Lorsque les aliments dans votre réfrigérateur montrent des signes de moisissure, la tentation est grande de simplement couper la partie touchée pour éviter le gaspillage. Mais derrière l’apparence innocente de certaines moisissures se cachent parfois des substances très nocives. Selon le professeur émérite Brad Reisfeld, spécialiste de génie chimique et biologique et de santé publique à l’Université d’État du Colorado, savoir distinguer les situations où l’on peut consommer un aliment en toute sécurité de celles où il vaut mieux jeter est essentiel pour protéger sa santé.
Moisissures sur les aliments végétaux : un danger parfois invisible
Les céréales, les noix et certains fruits sont particulièrement sensibles aux champignons qui produisent des mycotoxines, comme Aspergillus flavus, A. parasiticus ou Fusarium. Ces substances chimiques peuvent altérer l’ADN, provoquer des mutations, endommager le foie ou même augmenter le risque de cancer. Même lorsque la moisissure semble limitée à une petite zone, ses racines microscopiques, appelées hyphes, peuvent s’étendre profondément dans l’aliment.
Selon le professeur Reisfeld, « pour les fruits tendres ou les céréales, couper la partie moisie ne garantit pas l’élimination des toxines. Le plus sûr est de jeter l’aliment ». Pour les fruits à chair ferme ou les noix, une coupe prudente autour de la zone visible peut parfois suffire, mais la vigilance reste de mise.
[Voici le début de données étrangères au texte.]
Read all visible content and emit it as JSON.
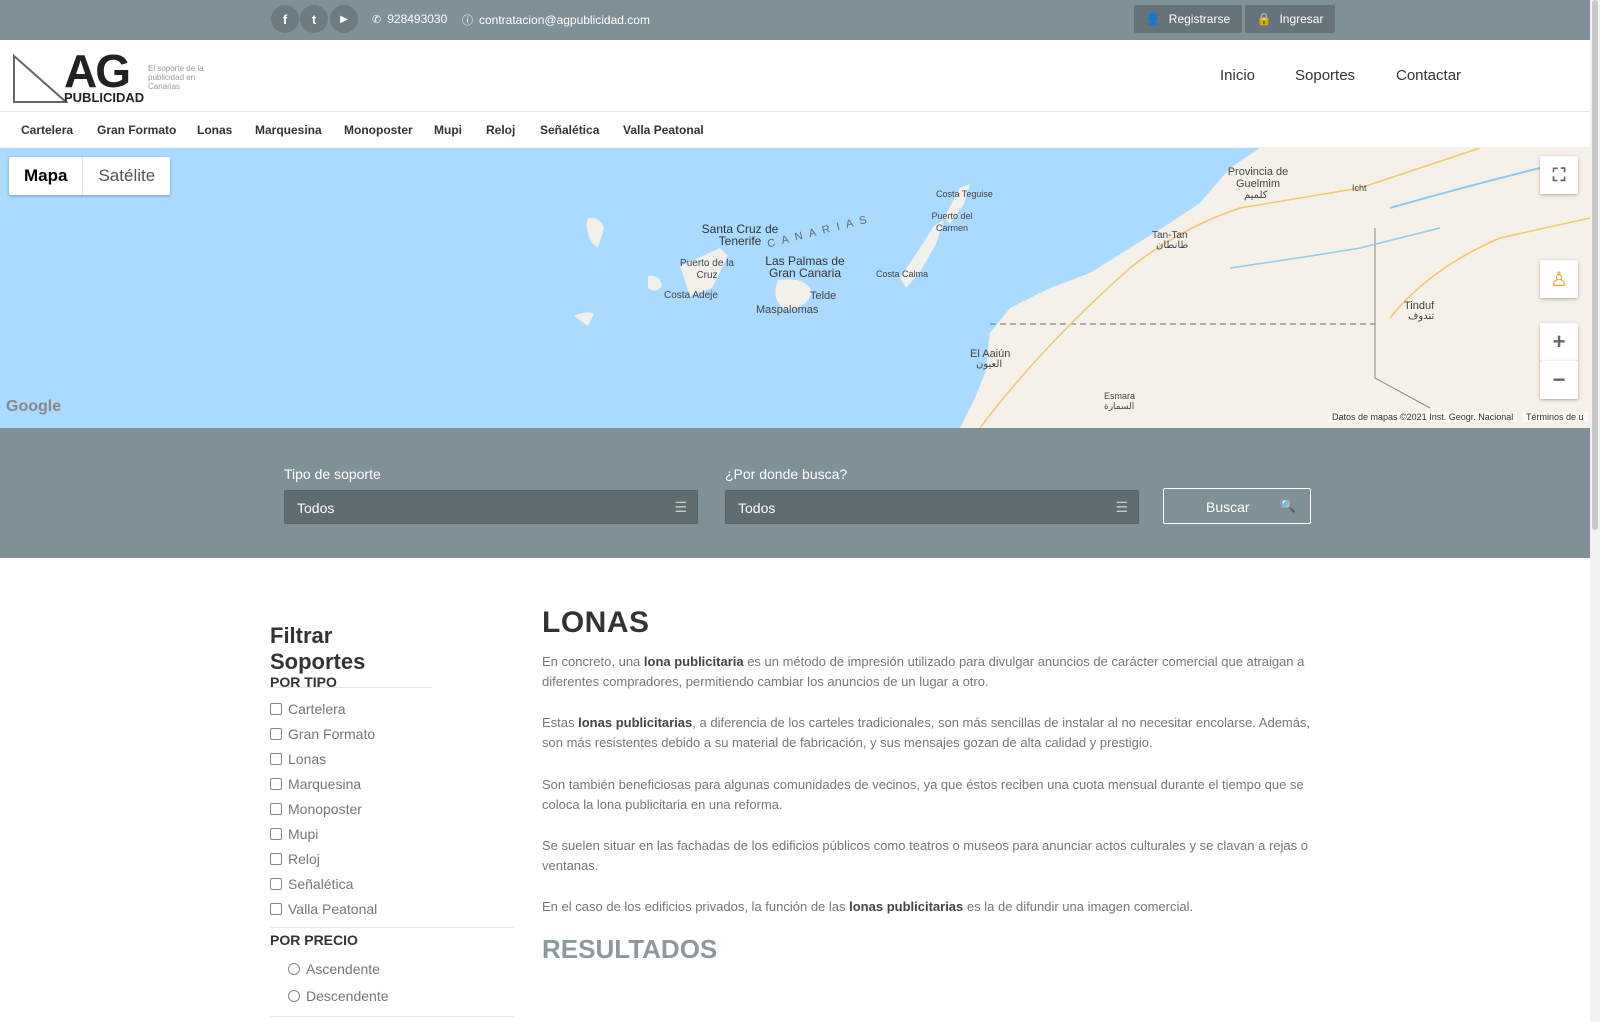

Fromages et produits laitiers : la règle du « pâte molle vs pâte dure »
Le professeur Reisfeld distingue clairement les types de fromages : les fromages à pâte molle comme le Brie, le Camembert ou la ricotta sont très humides et favorisent la pénétration des hyphes. Même si la moisissure semble superficielle, elle peut produire des toxines dangereuses, comme l’acide cyclopiazonique, pouvant affecter les fonctions musculaires et nerveuses. En revanche, les fromages à pâte dure comme le cheddar, le parmesan ou le gruyère sont moins poreux.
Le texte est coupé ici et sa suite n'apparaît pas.